В длинной речи, которую говорил Мишуков крестьянам, запали в душу Ивана Михалыча такие слова: «Я, — говорил Мишуков, — не затем утку пугал, чтобы лишить пищи хозяина, а потому, что земной шар создан для борьбы!» Думал об этих словах Иван Михалыч, и всю душу его от них перевертывало, потому что он всегда считал наоборот: земной шар создан для мира и тишины, а борьбу принимал, как ветер северный и бурю, что как буря происходит от задержки воздуха, так борьба человеческая — от несчастья.
С этими своими мыслями Иван Михалыч идет в деревню, собирает сход и говорит им о мире и тишине земли, и что земля должна непременно перейти в руки народа-земледельца для тишины духа, и все это выйдет после Учредительного Собрания: в этом Собрании голос будет иметь весь народ, и он весь рассудит справедливо, как быть, а до этого нужно ждать и терпеть. Вся речь мужикам очень понравилась, и в волостном комитете депутатом они выбрали тут же Ивана Михалыча: он грамотный и руку он держит правильно.

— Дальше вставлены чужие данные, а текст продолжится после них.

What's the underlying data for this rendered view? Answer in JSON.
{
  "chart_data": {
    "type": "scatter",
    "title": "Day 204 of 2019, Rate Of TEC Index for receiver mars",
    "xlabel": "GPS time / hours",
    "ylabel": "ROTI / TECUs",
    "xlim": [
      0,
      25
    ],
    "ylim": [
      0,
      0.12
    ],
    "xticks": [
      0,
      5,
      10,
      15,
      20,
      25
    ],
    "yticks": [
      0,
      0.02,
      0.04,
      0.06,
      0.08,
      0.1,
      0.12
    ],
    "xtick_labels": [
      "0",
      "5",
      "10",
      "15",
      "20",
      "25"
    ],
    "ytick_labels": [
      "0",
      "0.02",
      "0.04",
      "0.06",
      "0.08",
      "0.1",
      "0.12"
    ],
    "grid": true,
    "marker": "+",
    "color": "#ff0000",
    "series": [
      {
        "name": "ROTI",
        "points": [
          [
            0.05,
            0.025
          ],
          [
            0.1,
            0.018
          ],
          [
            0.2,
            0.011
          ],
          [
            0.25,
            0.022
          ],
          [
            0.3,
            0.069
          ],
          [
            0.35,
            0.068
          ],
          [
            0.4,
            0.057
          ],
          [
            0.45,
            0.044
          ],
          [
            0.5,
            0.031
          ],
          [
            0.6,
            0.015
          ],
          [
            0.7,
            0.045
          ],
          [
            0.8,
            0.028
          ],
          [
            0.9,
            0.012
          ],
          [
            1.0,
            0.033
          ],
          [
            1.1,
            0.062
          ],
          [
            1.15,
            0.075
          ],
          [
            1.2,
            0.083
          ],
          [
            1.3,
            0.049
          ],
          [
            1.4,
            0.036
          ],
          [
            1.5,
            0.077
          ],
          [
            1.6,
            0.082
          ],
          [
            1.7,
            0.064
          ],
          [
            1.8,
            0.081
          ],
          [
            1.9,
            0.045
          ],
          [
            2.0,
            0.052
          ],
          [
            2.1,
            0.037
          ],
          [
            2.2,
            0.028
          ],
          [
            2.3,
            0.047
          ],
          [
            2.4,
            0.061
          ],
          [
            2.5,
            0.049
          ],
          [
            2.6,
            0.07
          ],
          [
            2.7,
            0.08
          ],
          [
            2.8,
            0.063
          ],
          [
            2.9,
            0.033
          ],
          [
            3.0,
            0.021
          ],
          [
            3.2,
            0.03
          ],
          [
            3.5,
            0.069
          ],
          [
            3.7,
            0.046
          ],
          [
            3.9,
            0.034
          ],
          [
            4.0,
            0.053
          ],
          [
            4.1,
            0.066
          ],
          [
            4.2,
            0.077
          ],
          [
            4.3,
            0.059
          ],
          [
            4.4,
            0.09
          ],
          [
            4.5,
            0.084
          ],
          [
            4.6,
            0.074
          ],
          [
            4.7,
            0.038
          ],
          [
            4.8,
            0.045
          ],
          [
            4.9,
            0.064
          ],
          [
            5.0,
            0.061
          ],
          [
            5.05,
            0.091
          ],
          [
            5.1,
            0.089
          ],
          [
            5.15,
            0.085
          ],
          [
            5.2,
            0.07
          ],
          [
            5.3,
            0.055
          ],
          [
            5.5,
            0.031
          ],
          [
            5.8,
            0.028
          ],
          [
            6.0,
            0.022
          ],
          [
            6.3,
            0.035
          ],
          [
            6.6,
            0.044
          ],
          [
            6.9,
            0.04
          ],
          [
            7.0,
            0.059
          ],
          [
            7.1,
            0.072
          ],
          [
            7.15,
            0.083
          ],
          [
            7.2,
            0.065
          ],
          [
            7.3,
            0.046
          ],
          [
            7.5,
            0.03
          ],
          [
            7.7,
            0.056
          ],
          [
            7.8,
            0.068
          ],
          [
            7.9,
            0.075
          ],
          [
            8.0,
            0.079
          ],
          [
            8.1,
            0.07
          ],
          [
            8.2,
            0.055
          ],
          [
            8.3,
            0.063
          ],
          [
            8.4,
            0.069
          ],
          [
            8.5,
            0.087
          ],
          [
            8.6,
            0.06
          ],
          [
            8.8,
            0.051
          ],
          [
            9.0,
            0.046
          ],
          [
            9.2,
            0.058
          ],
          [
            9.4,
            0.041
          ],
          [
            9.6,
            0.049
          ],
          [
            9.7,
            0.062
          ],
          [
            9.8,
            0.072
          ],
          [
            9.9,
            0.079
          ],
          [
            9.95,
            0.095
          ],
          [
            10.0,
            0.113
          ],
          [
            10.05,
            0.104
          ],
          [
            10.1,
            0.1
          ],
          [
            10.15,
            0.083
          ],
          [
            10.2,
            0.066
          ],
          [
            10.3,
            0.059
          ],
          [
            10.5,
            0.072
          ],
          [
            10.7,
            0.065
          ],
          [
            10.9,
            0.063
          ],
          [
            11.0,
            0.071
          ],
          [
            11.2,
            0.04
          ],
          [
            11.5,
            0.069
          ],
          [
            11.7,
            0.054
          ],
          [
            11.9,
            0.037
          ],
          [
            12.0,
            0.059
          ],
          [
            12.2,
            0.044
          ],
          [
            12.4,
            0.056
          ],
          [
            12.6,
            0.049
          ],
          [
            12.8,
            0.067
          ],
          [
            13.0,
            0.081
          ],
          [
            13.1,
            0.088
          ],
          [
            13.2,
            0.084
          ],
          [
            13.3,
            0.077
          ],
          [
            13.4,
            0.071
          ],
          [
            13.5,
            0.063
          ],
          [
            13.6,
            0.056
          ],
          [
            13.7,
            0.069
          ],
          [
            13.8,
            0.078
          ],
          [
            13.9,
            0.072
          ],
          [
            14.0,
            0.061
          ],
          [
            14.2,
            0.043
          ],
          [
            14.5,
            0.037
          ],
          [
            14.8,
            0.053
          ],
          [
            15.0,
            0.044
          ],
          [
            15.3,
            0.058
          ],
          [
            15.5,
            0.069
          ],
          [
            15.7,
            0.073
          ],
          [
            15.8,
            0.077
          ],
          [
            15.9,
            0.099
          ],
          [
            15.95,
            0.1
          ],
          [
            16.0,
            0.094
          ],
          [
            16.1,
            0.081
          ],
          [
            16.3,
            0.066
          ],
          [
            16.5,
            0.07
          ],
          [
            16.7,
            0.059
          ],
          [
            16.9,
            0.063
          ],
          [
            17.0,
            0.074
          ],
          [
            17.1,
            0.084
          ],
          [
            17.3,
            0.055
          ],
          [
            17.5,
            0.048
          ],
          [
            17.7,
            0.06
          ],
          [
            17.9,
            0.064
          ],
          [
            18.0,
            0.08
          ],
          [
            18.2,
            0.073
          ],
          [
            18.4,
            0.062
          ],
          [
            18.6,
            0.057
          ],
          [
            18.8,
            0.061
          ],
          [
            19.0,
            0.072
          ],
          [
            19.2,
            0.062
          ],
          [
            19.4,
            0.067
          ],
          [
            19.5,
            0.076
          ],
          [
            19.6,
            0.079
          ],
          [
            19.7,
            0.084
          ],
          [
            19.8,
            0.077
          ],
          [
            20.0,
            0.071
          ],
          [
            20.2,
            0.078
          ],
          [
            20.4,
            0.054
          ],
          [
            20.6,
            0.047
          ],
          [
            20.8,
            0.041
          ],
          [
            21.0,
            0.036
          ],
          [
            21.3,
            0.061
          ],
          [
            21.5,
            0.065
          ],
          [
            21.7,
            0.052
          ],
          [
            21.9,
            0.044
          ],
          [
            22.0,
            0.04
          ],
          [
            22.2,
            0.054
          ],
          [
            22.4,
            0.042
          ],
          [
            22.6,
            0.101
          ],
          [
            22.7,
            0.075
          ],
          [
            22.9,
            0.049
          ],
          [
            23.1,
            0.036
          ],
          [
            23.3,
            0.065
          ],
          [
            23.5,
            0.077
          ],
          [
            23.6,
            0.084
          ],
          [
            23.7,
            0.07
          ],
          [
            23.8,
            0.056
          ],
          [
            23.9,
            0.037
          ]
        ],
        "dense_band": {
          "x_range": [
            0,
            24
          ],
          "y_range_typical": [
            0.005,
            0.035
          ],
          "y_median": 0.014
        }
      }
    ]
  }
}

После этого Ивану Михалычу стало на душе славно, радостно, но когда пришел к себе, посмотрел, что еще улей от холода осыпался, послушал, как соловьи не поют, а только давятся, то успех ему был не в радость, и опять стало на душе тревожно, и мысль, что земной шар создан для борьбы, ему опять все навязывалась. Не хотелось от хутора отставать, но делать нечего: стал читать газеты и приготовляться к борьбе за мир. Долго разбирал в газете, что значат слова «мир без аннексий и контрибуций», долго думал об этом, не приходил ни к чему. Ездил нарочно в город к социалисту-революционеру студенту Владыкину, спрашивал его об этом, долго студент ему это объяснял и глобус показывал и рассказывал про империю, и так уму все было понятно в этих словах, а сердце не разумело. Студент чувствовал какое-то внутреннее сопротивление Ивана Михалыча, и под конец это его раздражило: «Если вы, — сказал он в заключение, — выговорили А, то нужно выговорить Б, если вы говорите «мир», то нужно прибавить «мир без аннексий и контрибуций».
В Преполовенье вышел денек теплый, дорога подсохла, Иван Михалыч идет в село помолиться Богу. Народ собирается в церковь по-прежнему, и даже Мишуков там: собрал вокруг себя на кладбище дураков и баламутит, что Иисуса Христа, Божью Матерь, Николу Чудотворца можно оставить, а попа и всех прочих угодников следовало бы из церкви убрать.
Со слезами подходят к Ивану Михалычу бабы и рассказывают про это ему так, будто Временное правительство отменяет святых. Покачал головой Иван Михалыч, успокоил баб, как мог, и входит в церковь, и мысль его с ним неотступная входит в церковь о мире без аннексий и контрибуций, помолиться бы о мире, а в голову лезет, что без аннексий и контрибуций.
«О мире всего мира!» — читает диакон.
«Без аннексий и контрибуций», — думает Иван Михалыч.
И вдруг просиял: без аннексий и контрибуций, да это же и есть о мире всего мира.